Molecular Modeling in Studies of Ion Channels and their Modulation by Ligands

Abstract

Ion channels constitute a diverse family of transmembrane proteins, which regulate flow of ions through cell membranes. The channels are involved in multiple physiological processes and they are targets for numerous naturally occurring toxins and medically important drugs. However, molecular details of the channel structure, mechanisms of action, and interaction with ligands are still debated. A reason for this is the shortage of atomic-level three dimensional structures. During last two decades significant contributions to the field have been made with indirect experimental approaches including mutagenesis, electrophysiology, and analysis of structure-function relations.

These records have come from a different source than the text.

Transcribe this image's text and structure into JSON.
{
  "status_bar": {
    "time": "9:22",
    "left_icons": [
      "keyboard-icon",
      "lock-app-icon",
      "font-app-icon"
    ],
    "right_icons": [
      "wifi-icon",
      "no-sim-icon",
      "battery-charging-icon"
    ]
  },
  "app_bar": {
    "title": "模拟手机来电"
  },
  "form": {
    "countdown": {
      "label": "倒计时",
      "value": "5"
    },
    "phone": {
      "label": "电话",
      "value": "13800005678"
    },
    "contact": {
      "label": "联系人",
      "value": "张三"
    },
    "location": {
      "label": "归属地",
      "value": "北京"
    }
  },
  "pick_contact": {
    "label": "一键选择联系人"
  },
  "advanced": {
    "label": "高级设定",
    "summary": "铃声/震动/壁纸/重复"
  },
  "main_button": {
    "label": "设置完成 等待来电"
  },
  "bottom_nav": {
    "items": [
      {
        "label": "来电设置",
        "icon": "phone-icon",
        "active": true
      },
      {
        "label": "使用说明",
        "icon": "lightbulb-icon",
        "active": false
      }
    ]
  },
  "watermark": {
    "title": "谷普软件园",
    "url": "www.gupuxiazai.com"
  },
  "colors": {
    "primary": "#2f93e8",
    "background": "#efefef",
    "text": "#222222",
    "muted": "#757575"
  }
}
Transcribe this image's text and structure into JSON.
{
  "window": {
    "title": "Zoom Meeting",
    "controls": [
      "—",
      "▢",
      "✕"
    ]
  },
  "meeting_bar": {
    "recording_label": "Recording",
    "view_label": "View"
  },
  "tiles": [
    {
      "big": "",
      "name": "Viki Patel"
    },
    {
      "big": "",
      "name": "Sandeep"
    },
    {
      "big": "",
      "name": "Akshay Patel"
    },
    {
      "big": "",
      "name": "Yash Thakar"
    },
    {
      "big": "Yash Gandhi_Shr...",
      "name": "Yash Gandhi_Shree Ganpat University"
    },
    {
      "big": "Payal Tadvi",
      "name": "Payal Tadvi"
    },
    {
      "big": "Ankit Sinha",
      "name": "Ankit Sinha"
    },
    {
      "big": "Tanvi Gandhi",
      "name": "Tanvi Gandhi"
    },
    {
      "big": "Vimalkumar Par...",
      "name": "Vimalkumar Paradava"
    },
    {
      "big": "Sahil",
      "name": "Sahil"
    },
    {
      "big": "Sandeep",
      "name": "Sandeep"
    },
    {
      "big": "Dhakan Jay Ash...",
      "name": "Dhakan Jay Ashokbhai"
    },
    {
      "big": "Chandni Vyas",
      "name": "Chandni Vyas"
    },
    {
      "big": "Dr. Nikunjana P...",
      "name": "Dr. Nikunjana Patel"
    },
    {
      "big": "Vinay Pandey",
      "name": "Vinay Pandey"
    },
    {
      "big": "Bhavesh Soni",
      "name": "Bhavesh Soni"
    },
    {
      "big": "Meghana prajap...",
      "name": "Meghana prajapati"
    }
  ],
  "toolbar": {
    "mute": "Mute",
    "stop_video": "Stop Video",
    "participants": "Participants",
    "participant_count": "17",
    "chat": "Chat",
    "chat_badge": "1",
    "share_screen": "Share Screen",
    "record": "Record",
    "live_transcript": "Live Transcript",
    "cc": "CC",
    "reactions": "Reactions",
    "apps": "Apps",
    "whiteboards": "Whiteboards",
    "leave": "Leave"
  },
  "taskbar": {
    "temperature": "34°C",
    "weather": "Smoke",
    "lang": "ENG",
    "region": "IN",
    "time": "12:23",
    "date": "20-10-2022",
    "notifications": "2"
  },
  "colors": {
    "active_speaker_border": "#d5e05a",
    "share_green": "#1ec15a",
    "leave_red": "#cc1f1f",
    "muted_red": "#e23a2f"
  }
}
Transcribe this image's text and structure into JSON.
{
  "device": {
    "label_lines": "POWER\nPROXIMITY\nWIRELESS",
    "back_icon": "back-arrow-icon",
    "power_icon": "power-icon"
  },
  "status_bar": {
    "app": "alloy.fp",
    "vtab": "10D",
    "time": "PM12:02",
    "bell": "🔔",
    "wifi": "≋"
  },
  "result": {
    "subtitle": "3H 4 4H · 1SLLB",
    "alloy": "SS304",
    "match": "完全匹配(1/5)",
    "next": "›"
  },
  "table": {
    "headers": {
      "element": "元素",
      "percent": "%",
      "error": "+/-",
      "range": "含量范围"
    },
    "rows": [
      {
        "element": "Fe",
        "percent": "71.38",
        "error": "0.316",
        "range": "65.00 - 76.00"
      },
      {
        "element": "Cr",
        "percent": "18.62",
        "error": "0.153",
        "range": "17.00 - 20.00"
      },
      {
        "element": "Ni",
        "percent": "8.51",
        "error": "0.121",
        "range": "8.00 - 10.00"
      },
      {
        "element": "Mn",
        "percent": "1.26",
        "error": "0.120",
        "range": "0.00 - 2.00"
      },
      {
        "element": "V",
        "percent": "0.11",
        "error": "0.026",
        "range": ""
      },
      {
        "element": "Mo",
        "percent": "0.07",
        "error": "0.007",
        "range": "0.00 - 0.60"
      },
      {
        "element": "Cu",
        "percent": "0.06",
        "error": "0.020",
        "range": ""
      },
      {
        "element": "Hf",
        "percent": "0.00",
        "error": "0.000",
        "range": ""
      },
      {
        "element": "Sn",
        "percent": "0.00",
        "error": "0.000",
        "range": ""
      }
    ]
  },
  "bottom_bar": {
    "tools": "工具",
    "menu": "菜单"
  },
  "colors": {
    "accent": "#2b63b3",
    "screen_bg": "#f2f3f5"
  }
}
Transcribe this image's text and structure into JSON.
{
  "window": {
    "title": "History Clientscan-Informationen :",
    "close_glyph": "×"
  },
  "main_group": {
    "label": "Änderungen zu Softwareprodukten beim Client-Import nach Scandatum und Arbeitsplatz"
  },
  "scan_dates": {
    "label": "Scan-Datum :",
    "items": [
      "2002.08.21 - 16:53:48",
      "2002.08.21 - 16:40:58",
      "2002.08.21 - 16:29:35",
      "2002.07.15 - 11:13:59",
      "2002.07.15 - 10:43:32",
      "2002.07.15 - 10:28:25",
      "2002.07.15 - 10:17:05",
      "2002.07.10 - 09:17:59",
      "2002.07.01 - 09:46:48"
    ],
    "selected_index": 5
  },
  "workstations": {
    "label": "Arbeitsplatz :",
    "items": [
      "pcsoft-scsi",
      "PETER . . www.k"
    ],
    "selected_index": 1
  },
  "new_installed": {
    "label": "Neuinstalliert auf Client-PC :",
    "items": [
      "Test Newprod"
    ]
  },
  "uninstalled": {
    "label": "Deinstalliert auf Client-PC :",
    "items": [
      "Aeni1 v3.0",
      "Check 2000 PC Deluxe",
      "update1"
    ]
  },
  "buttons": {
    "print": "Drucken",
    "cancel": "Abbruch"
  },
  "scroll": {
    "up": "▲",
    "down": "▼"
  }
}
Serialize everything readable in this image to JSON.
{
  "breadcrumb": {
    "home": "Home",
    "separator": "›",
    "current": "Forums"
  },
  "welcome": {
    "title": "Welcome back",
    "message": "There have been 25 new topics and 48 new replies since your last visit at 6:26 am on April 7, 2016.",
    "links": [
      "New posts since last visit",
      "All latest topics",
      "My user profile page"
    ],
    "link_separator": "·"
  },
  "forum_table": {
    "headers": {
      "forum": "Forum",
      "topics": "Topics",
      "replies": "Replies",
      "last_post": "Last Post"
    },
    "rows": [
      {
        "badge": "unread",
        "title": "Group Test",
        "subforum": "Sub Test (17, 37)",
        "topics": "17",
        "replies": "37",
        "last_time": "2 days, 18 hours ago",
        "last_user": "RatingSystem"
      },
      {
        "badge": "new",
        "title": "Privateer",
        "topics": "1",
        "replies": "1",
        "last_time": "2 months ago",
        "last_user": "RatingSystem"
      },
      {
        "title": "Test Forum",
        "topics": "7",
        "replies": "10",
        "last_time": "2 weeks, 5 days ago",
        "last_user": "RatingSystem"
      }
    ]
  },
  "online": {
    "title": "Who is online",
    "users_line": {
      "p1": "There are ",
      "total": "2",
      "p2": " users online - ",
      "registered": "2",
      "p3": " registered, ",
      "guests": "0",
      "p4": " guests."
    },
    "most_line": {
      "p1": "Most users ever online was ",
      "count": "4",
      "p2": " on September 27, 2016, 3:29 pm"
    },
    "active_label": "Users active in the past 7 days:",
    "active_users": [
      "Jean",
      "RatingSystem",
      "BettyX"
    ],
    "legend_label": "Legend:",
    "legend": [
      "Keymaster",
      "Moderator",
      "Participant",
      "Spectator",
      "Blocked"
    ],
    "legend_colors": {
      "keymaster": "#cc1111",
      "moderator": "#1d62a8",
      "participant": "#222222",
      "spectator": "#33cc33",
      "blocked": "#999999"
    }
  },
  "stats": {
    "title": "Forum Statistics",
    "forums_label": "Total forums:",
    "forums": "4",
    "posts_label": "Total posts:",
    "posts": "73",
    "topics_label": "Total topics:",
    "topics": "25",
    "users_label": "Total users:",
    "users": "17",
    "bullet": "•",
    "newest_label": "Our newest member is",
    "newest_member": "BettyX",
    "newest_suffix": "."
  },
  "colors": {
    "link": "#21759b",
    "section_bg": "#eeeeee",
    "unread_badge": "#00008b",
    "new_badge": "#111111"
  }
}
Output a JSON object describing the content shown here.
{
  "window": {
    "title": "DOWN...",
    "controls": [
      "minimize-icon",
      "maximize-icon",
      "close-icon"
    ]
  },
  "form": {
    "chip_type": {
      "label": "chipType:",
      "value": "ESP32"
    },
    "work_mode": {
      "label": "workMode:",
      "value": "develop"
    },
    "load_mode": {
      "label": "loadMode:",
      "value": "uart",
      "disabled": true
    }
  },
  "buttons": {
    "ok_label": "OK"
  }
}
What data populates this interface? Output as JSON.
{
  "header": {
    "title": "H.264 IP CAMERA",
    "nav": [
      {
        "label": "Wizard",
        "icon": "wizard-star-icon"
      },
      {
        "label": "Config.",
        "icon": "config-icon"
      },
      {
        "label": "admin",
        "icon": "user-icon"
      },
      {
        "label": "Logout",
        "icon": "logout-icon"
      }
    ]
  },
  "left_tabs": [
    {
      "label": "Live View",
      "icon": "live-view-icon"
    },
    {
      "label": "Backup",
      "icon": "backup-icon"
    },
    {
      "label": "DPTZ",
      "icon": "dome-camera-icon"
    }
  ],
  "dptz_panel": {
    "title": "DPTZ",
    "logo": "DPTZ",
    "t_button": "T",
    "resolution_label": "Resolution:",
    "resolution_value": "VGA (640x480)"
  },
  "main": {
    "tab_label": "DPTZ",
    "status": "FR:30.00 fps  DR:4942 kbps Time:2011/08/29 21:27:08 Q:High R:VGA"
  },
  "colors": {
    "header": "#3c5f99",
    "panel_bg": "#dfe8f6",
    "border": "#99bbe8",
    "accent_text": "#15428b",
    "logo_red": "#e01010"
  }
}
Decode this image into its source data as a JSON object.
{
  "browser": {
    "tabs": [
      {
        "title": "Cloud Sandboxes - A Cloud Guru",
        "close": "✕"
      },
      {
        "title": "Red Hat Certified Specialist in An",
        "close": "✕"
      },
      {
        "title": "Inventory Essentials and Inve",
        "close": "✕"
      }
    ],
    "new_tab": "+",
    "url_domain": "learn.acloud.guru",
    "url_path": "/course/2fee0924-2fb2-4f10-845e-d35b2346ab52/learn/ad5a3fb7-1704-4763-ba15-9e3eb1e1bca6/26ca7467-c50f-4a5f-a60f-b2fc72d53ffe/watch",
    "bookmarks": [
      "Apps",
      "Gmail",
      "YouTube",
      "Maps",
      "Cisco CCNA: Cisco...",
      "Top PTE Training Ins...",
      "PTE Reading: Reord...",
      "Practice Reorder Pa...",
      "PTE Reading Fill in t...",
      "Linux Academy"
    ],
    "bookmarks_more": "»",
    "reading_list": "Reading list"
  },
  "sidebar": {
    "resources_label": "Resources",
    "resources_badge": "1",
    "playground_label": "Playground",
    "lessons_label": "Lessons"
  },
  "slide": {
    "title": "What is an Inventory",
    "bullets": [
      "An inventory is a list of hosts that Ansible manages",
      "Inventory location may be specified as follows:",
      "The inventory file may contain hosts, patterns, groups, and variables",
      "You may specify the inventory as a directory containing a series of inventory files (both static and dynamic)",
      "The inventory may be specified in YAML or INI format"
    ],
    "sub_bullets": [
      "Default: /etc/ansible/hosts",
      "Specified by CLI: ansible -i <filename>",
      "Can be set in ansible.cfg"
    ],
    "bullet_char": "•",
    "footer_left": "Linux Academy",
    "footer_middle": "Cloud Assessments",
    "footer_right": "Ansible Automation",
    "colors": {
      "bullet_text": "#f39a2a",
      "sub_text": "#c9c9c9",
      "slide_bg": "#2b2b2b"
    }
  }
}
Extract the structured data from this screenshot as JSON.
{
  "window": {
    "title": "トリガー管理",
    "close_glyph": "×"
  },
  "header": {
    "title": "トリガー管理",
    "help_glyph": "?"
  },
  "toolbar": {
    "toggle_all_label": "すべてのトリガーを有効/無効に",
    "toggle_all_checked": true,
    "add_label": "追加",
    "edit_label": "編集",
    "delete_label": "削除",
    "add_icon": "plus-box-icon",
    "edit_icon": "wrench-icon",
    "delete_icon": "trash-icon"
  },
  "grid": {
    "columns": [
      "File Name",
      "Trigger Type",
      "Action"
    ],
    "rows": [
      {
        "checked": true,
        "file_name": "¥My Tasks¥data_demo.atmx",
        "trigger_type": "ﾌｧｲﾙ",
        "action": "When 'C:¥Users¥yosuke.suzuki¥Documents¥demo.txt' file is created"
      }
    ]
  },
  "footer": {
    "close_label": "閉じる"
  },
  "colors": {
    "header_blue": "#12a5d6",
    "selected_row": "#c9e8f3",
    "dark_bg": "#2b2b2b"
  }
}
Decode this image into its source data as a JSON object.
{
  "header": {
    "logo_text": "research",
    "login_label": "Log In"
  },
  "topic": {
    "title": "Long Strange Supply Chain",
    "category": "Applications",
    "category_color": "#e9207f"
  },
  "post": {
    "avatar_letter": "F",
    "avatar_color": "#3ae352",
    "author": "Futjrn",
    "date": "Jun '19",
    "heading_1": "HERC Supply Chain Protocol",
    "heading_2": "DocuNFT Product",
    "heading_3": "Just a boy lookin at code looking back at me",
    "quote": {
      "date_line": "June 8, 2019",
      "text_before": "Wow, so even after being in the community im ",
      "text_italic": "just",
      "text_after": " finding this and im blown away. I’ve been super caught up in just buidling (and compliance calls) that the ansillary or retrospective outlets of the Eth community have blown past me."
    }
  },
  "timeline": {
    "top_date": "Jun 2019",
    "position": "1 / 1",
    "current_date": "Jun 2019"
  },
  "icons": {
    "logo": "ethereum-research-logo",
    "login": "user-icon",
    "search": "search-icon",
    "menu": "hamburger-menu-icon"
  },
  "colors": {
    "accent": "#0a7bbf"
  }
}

Molecular modeling was applied to rationalize these experimental data in structural terms. Recent achievements of the X-ray crystallography and cryo-electron microscopy provide unambiguous solutions for many structural problems that were previously addressed by indirect and modeling studies. In this review we describe several examples of structural predictions that have been made by molecular modeling with the aim to rationalize indirect experimental data. We compare the models with recently published crystal and cryo-EM structures. A good agreement of many predictions with the later published experimental structures validates further employment of molecular modeling studies. Currently available and expected structures of principal ion channels and their complexes with ligands provide realistic templates for modeling homologous channels, their multiple variants, including decease-associated mutants, and docking drugs and toxins in the models. These studies are expected to provide high-quality predictions, which are necessary to design new channel-specific ligands and provide recommendations for personalized chemotherapy.